March 17, 2010 / 10:06 PM / 8 years ago

More regulation needed for Canada oil sands: report

CALGARY, Alberta (Reuters) - Steam-driven projects to extract crude from Canada’s oil sands, often held up as more environmentally friendly than mining, have major drawbacks of their own that require more stringent regulation to fix, an environmental think tank said on Wednesday.

The Alberta-based Pembina Institute compared nine projects that employ “in situ” extraction methods -- where steam is pumped into the earth to liquefy the extra-heavy crude so it can be pumped to the surface -- and found all need to make improvements to varying degrees.

“The impacts of in situ have sort of been framed as low-impact oil sands development, but when you look at the data that isn’t actually borne out,” said Simon Dyer, one of the authors of the report, called “Drilling Deeper: the In Situ Oil Sands Report Card”.

“Some of them indicate actually higher impact on a per-barrel basis than mining, for instance greenhouse gas emissions and sulfur-dioxide emissions and some of the cumulative impacts on land.”

Projects were judged on general environmental management, land use, air emissions, water use and impact on climate change, and then given an overall score.

Open-pit mining gets most of the attention in the oil sands of northern Alberta, the largest crude deposits outside the Middle East.

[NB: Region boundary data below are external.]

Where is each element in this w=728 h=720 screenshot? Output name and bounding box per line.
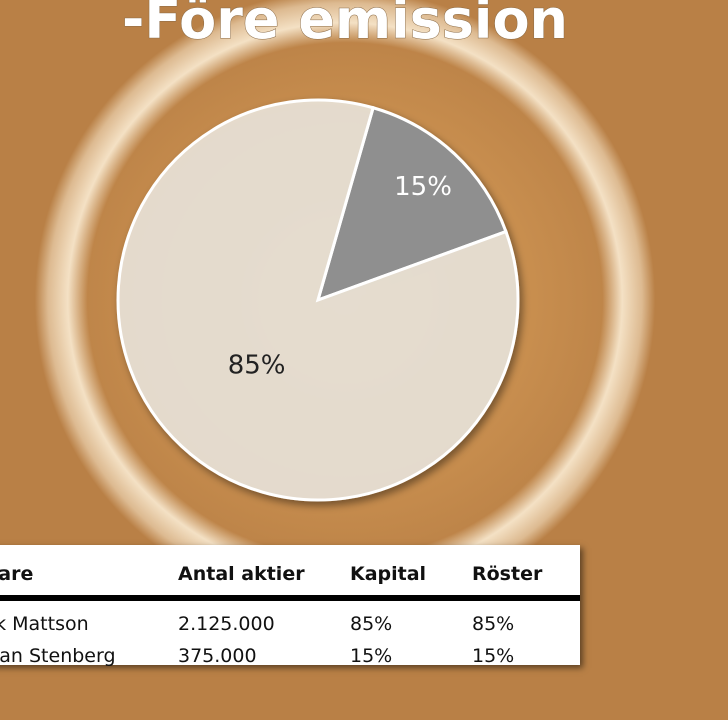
- table-cell: 15%: [472, 645, 515, 667]
- pie-slice: [116, 98, 520, 502]
- pie-slice: [315, 105, 508, 303]
- table-cell: Ägare: [0, 563, 34, 585]
- table-cell: 2.125.000: [178, 613, 275, 635]
- table-cell: 15%: [350, 645, 393, 667]
- table-cell: 85%: [472, 613, 515, 635]
- slice-label: 85%: [228, 350, 286, 380]
- slice-label: 15%: [394, 172, 452, 202]
- table-cell: Antal aktier: [178, 563, 305, 585]
- table-cell: Kapital: [350, 563, 427, 585]
- table-cell: 375.000: [178, 645, 257, 667]
- table: Ägare Antal aktier Kapital Röster Erik Matts…: [0, 545, 580, 667]
- table-cell: Erik Mattson: [0, 613, 89, 635]
- pie: [116, 98, 520, 502]
- table-cell: Johan Stenberg: [0, 645, 116, 667]
- table-cell: 85%: [350, 613, 393, 635]
- chart-title: -Före emission: [122, 0, 568, 51]
- header-rule: [0, 595, 580, 601]
- table-cell: Röster: [472, 563, 543, 585]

But the lion’s share of the crude is too deep to mine, and must be extracted using in situ techniques.

Suncor Energy Inc’s Firebag project took top marks with relatively low ratio of injected steam to oil produced and lower greenhouse gas emissions. But it scored just 60 percent.

The lowest mark of the nine, at 25 percent, was given to Canadian Natural Resources Ltd’s Primrose/Wolf Lake development. The project has high steam-oil ratio and emissions and scored poorly on commitments to regional environmental initiatives, the report said.

A Canadian Natural official was not immediately available for comment.

Other projects studied are run by Imperial Oil Ltd, Cenovus Energy Inc, Husky Energy Inc, Royal Dutch Shell Plc and Japan Canada Oil Sands Ltd. The average score was 44 percent.

“The main message is there’s clearly room for improvement,” Dyer said. “There’s a wide range of performance, we don’t have half the regulations that would necessarily drive implementation of best practices that are there currently.”

Alberta Energy Minister Ron Liepert said he had not seen the report, although Dyer said it was sent to senior officials in the province’s energy and environment departments Tuesday.

However, Liepert said Alberta’s energy industry needs fewer regulations, a message he has repeated often since he announced results of a “competitiveness review” last week.

“We don’t need more regulations. We have plenty of regulations in place to ensure that environmentally we are protecting Albertans. But in many cases it’s simply taking too long, it’s too duplicative and we’ll deal with that,” he told reporters.